Digitising Incident Reporting With Mission Software

Traditional paper-based or email-driven incident reporting creates significant risks for CP operations. Reports get lost, timestamps are unreliable, evidence attachments are separated from written accounts, and retrieving historical records for audits or legal proceedings becomes a time-consuming ordeal.

Modern mission management software addresses these challenges by providing structured, time-stamped, and centralised incident reporting that integrates directly into the operational workflow.

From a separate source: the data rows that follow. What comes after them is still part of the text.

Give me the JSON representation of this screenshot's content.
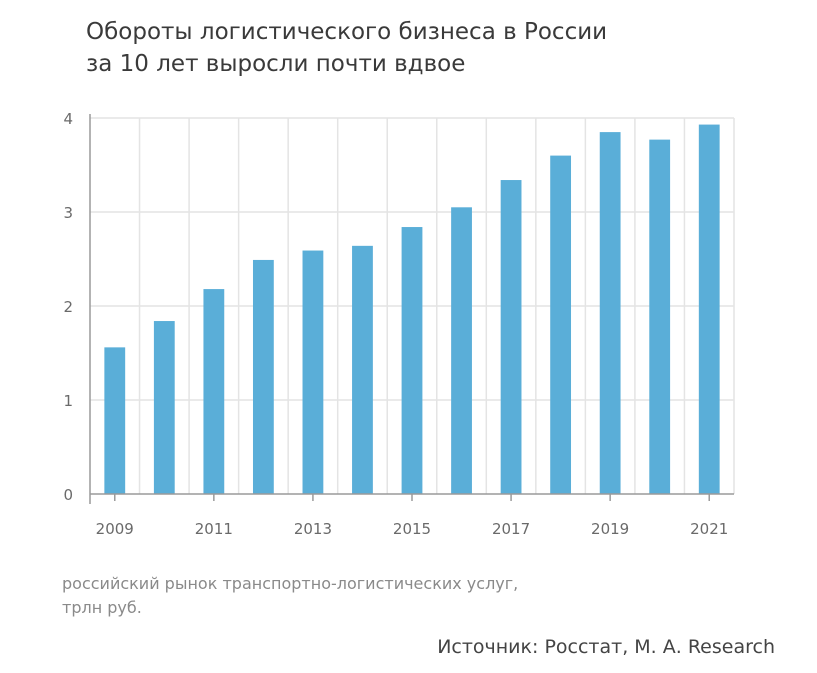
{
  "title": {
    "line1": "Обороты логистического бизнеса в России",
    "line2": "за 10 лет выросли почти вдвое"
  },
  "caption": {
    "line1": "российский рынок транспортно-логистических услуг,",
    "line2": "трлн руб."
  },
  "source": "Источник: Росстат, М. А. Research",
  "chart_data": {
    "type": "bar",
    "x": [
      2009,
      2010,
      2011,
      2012,
      2013,
      2014,
      2015,
      2016,
      2017,
      2018,
      2019,
      2020,
      2021
    ],
    "values": [
      1.56,
      1.84,
      2.18,
      2.49,
      2.59,
      2.64,
      2.84,
      3.05,
      3.34,
      3.6,
      3.85,
      3.77,
      3.93
    ],
    "x_tick_labels": [
      "2009",
      "2011",
      "2013",
      "2015",
      "2017",
      "2019",
      "2021"
    ],
    "y_tick_labels": [
      "0",
      "1",
      "2",
      "3",
      "4"
    ],
    "ylim": [
      0,
      4
    ],
    "grid": true,
    "bar_color": "#5aaed8",
    "grid_color": "#e4e4e4",
    "axis_color": "#9a9a9a"
  }
}
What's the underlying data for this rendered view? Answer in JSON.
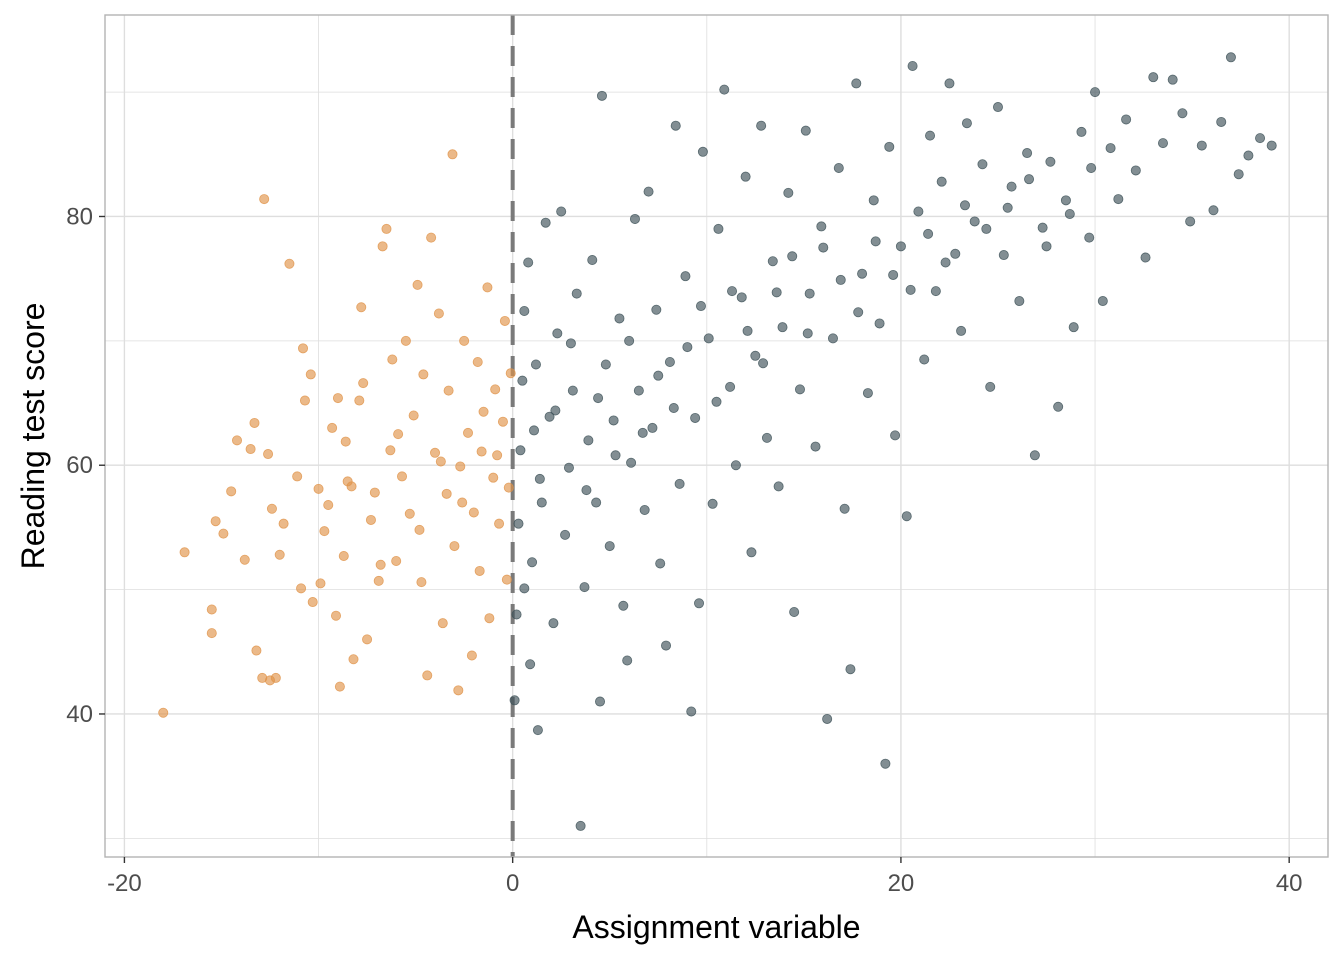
{
  "chart_data": {
    "type": "scatter",
    "xlabel": "Assignment variable",
    "ylabel": "Reading test score",
    "xlim": [
      -21,
      42
    ],
    "ylim": [
      28.5,
      96.2
    ],
    "x_ticks": [
      -20,
      0,
      20,
      40
    ],
    "x_tick_labels": [
      "-20",
      "0",
      "20",
      "40"
    ],
    "y_ticks": [
      40,
      60,
      80
    ],
    "y_tick_labels": [
      "40",
      "60",
      "80"
    ],
    "grid": true,
    "cutoff_x": 0,
    "colors": {
      "control": "#e0944a",
      "treatment": "#3f5259",
      "cutoff_line": "#7a7a7a",
      "grid": "#dedede",
      "panel_border": "#b3b3b3"
    },
    "series": [
      {
        "group": "control",
        "points": [
          [
            -18.0,
            40.1
          ],
          [
            -16.9,
            53.0
          ],
          [
            -15.5,
            48.4
          ],
          [
            -15.5,
            46.5
          ],
          [
            -15.3,
            55.5
          ],
          [
            -14.9,
            54.5
          ],
          [
            -14.5,
            57.9
          ],
          [
            -14.2,
            62.0
          ],
          [
            -13.8,
            52.4
          ],
          [
            -13.5,
            61.3
          ],
          [
            -13.3,
            63.4
          ],
          [
            -13.2,
            45.1
          ],
          [
            -12.9,
            42.9
          ],
          [
            -12.8,
            81.4
          ],
          [
            -12.6,
            60.9
          ],
          [
            -12.5,
            42.7
          ],
          [
            -12.4,
            56.5
          ],
          [
            -12.2,
            42.9
          ],
          [
            -12.0,
            52.8
          ],
          [
            -11.8,
            55.3
          ],
          [
            -11.5,
            76.2
          ],
          [
            -11.1,
            59.1
          ],
          [
            -10.9,
            50.1
          ],
          [
            -10.8,
            69.4
          ],
          [
            -10.7,
            65.2
          ],
          [
            -10.4,
            67.3
          ],
          [
            -10.3,
            49.0
          ],
          [
            -10.0,
            58.1
          ],
          [
            -9.9,
            50.5
          ],
          [
            -9.7,
            54.7
          ],
          [
            -9.5,
            56.8
          ],
          [
            -9.3,
            63.0
          ],
          [
            -9.1,
            47.9
          ],
          [
            -9.0,
            65.4
          ],
          [
            -8.9,
            42.2
          ],
          [
            -8.7,
            52.7
          ],
          [
            -8.6,
            61.9
          ],
          [
            -8.5,
            58.7
          ],
          [
            -8.2,
            44.4
          ],
          [
            -7.8,
            72.7
          ],
          [
            -7.7,
            66.6
          ],
          [
            -7.5,
            46.0
          ],
          [
            -7.3,
            55.6
          ],
          [
            -7.1,
            57.8
          ],
          [
            -6.9,
            50.7
          ],
          [
            -6.7,
            77.6
          ],
          [
            -6.5,
            79.0
          ],
          [
            -6.3,
            61.2
          ],
          [
            -6.2,
            68.5
          ],
          [
            -6.0,
            52.3
          ],
          [
            -5.7,
            59.1
          ],
          [
            -5.5,
            70.0
          ],
          [
            -5.3,
            56.1
          ],
          [
            -5.1,
            64.0
          ],
          [
            -4.9,
            74.5
          ],
          [
            -4.7,
            50.6
          ],
          [
            -4.6,
            67.3
          ],
          [
            -4.4,
            43.1
          ],
          [
            -4.2,
            78.3
          ],
          [
            -4.0,
            61.0
          ],
          [
            -3.8,
            72.2
          ],
          [
            -3.6,
            47.3
          ],
          [
            -3.4,
            57.7
          ],
          [
            -3.3,
            66.0
          ],
          [
            -3.1,
            85.0
          ],
          [
            -3.0,
            53.5
          ],
          [
            -2.8,
            41.9
          ],
          [
            -2.7,
            59.9
          ],
          [
            -2.5,
            70.0
          ],
          [
            -2.3,
            62.6
          ],
          [
            -2.1,
            44.7
          ],
          [
            -2.0,
            56.2
          ],
          [
            -1.8,
            68.3
          ],
          [
            -1.7,
            51.5
          ],
          [
            -1.5,
            64.3
          ],
          [
            -1.3,
            74.3
          ],
          [
            -1.2,
            47.7
          ],
          [
            -1.0,
            59.0
          ],
          [
            -0.9,
            66.1
          ],
          [
            -0.7,
            55.3
          ],
          [
            -0.5,
            63.5
          ],
          [
            -0.4,
            71.6
          ],
          [
            -0.3,
            50.8
          ],
          [
            -0.2,
            58.2
          ],
          [
            -0.1,
            67.4
          ],
          [
            -8.3,
            58.3
          ],
          [
            -7.9,
            65.2
          ],
          [
            -6.8,
            52.0
          ],
          [
            -5.9,
            62.5
          ],
          [
            -4.8,
            54.8
          ],
          [
            -3.7,
            60.3
          ],
          [
            -2.6,
            57.0
          ],
          [
            -1.6,
            61.1
          ],
          [
            -0.8,
            60.8
          ]
        ]
      },
      {
        "group": "treatment",
        "points": [
          [
            0.1,
            41.1
          ],
          [
            0.2,
            48.0
          ],
          [
            0.3,
            55.3
          ],
          [
            0.4,
            61.2
          ],
          [
            0.5,
            66.8
          ],
          [
            0.6,
            72.4
          ],
          [
            0.8,
            76.3
          ],
          [
            0.9,
            44.0
          ],
          [
            1.0,
            52.2
          ],
          [
            1.1,
            62.8
          ],
          [
            1.2,
            68.1
          ],
          [
            1.3,
            38.7
          ],
          [
            1.5,
            57.0
          ],
          [
            1.7,
            79.5
          ],
          [
            1.9,
            63.9
          ],
          [
            2.1,
            47.3
          ],
          [
            2.3,
            70.6
          ],
          [
            2.5,
            80.4
          ],
          [
            2.7,
            54.4
          ],
          [
            2.9,
            59.8
          ],
          [
            3.1,
            66.0
          ],
          [
            3.3,
            73.8
          ],
          [
            3.5,
            31.0
          ],
          [
            3.7,
            50.2
          ],
          [
            3.9,
            62.0
          ],
          [
            4.1,
            76.5
          ],
          [
            4.3,
            57.0
          ],
          [
            4.5,
            41.0
          ],
          [
            4.6,
            89.7
          ],
          [
            4.8,
            68.1
          ],
          [
            5.0,
            53.5
          ],
          [
            5.2,
            63.6
          ],
          [
            5.5,
            71.8
          ],
          [
            5.7,
            48.7
          ],
          [
            5.9,
            44.3
          ],
          [
            6.1,
            60.2
          ],
          [
            6.3,
            79.8
          ],
          [
            6.5,
            66.0
          ],
          [
            6.8,
            56.4
          ],
          [
            7.0,
            82.0
          ],
          [
            7.2,
            63.0
          ],
          [
            7.4,
            72.5
          ],
          [
            7.6,
            52.1
          ],
          [
            7.9,
            45.5
          ],
          [
            8.1,
            68.3
          ],
          [
            8.4,
            87.3
          ],
          [
            8.6,
            58.5
          ],
          [
            8.9,
            75.2
          ],
          [
            9.2,
            40.2
          ],
          [
            9.4,
            63.8
          ],
          [
            9.6,
            48.9
          ],
          [
            9.8,
            85.2
          ],
          [
            10.1,
            70.2
          ],
          [
            10.3,
            56.9
          ],
          [
            10.6,
            79.0
          ],
          [
            10.9,
            90.2
          ],
          [
            11.2,
            66.3
          ],
          [
            11.5,
            60.0
          ],
          [
            11.8,
            73.5
          ],
          [
            12.0,
            83.2
          ],
          [
            12.3,
            53.0
          ],
          [
            12.5,
            68.8
          ],
          [
            12.8,
            87.3
          ],
          [
            13.1,
            62.2
          ],
          [
            13.4,
            76.4
          ],
          [
            13.7,
            58.3
          ],
          [
            13.9,
            71.1
          ],
          [
            14.2,
            81.9
          ],
          [
            14.5,
            48.2
          ],
          [
            14.8,
            66.1
          ],
          [
            15.1,
            86.9
          ],
          [
            15.3,
            73.8
          ],
          [
            15.6,
            61.5
          ],
          [
            15.9,
            79.2
          ],
          [
            16.2,
            39.6
          ],
          [
            16.5,
            70.2
          ],
          [
            16.8,
            83.9
          ],
          [
            17.1,
            56.5
          ],
          [
            17.4,
            43.6
          ],
          [
            17.7,
            90.7
          ],
          [
            18.0,
            75.4
          ],
          [
            18.3,
            65.8
          ],
          [
            18.6,
            81.3
          ],
          [
            18.9,
            71.4
          ],
          [
            19.2,
            36.0
          ],
          [
            19.4,
            85.6
          ],
          [
            19.7,
            62.4
          ],
          [
            20.0,
            77.6
          ],
          [
            20.3,
            55.9
          ],
          [
            20.6,
            92.1
          ],
          [
            20.9,
            80.4
          ],
          [
            21.2,
            68.5
          ],
          [
            21.5,
            86.5
          ],
          [
            21.8,
            74.0
          ],
          [
            22.1,
            82.8
          ],
          [
            22.5,
            90.7
          ],
          [
            22.8,
            77.0
          ],
          [
            23.1,
            70.8
          ],
          [
            23.4,
            87.5
          ],
          [
            23.8,
            79.6
          ],
          [
            24.2,
            84.2
          ],
          [
            24.6,
            66.3
          ],
          [
            25.0,
            88.8
          ],
          [
            25.3,
            76.9
          ],
          [
            25.7,
            82.4
          ],
          [
            26.1,
            73.2
          ],
          [
            26.5,
            85.1
          ],
          [
            26.9,
            60.8
          ],
          [
            27.3,
            79.1
          ],
          [
            27.7,
            84.4
          ],
          [
            28.1,
            64.7
          ],
          [
            28.5,
            81.3
          ],
          [
            28.9,
            71.1
          ],
          [
            29.3,
            86.8
          ],
          [
            29.7,
            78.3
          ],
          [
            30.0,
            90.0
          ],
          [
            30.4,
            73.2
          ],
          [
            30.8,
            85.5
          ],
          [
            31.2,
            81.4
          ],
          [
            31.6,
            87.8
          ],
          [
            32.1,
            83.7
          ],
          [
            32.6,
            76.7
          ],
          [
            33.0,
            91.2
          ],
          [
            33.5,
            85.9
          ],
          [
            34.0,
            91.0
          ],
          [
            34.5,
            88.3
          ],
          [
            34.9,
            79.6
          ],
          [
            35.5,
            85.7
          ],
          [
            36.1,
            80.5
          ],
          [
            36.5,
            87.6
          ],
          [
            37.0,
            92.8
          ],
          [
            37.4,
            83.4
          ],
          [
            37.9,
            84.9
          ],
          [
            38.5,
            86.3
          ],
          [
            39.1,
            85.7
          ],
          [
            0.6,
            50.1
          ],
          [
            1.4,
            58.9
          ],
          [
            2.2,
            64.4
          ],
          [
            3.0,
            69.8
          ],
          [
            3.8,
            58.0
          ],
          [
            4.4,
            65.4
          ],
          [
            5.3,
            60.8
          ],
          [
            6.0,
            70.0
          ],
          [
            6.7,
            62.6
          ],
          [
            7.5,
            67.2
          ],
          [
            8.3,
            64.6
          ],
          [
            9.0,
            69.5
          ],
          [
            9.7,
            72.8
          ],
          [
            10.5,
            65.1
          ],
          [
            11.3,
            74.0
          ],
          [
            12.1,
            70.8
          ],
          [
            12.9,
            68.2
          ],
          [
            13.6,
            73.9
          ],
          [
            14.4,
            76.8
          ],
          [
            15.2,
            70.6
          ],
          [
            16.0,
            77.5
          ],
          [
            16.9,
            74.9
          ],
          [
            17.8,
            72.3
          ],
          [
            18.7,
            78.0
          ],
          [
            19.6,
            75.3
          ],
          [
            20.5,
            74.1
          ],
          [
            21.4,
            78.6
          ],
          [
            22.3,
            76.3
          ],
          [
            23.3,
            80.9
          ],
          [
            24.4,
            79.0
          ],
          [
            25.5,
            80.7
          ],
          [
            26.6,
            83.0
          ],
          [
            27.5,
            77.6
          ],
          [
            28.7,
            80.2
          ],
          [
            29.8,
            83.9
          ]
        ]
      }
    ]
  }
}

Key benefits of digital incident reporting include:

  • Standardised templates — ensuring every report captures the required information, reducing the risk of incomplete documentation
  • Real-time timestamps and geolocation — automatically recording when and where reports are filed, creating an unalterable audit trail
  • Integrated evidence management — attaching photos, video, and supporting documents directly to the incident record
  • Role-based access controls — ensuring sensitive reports are only visible to authorised personnel while remaining accessible for regulatory review
  • Automated notifications — alerting supervisors, clients, and compliance officers when incidents are logged, ensuring timely review and escalation
  • Searchable archives — making it straightforward to retrieve historical incidents for trend analysis, legal discovery, or licensing audits

Platforms like EP-CP are purpose-built for this environment, providing close protection teams with mission-integrated incident reporting that meets Australian regulatory standards. By embedding reporting into the daily operational workflow rather than treating it as an afterthought, teams improve compliance, reduce administrative burden, and build a defensible record of their professional conduct.

Incident reporting may not be the most exciting aspect of close protection, but it is among the most consequential. Investing in proper processes and the right tools today protects your team, your clients, and your licence for the long term.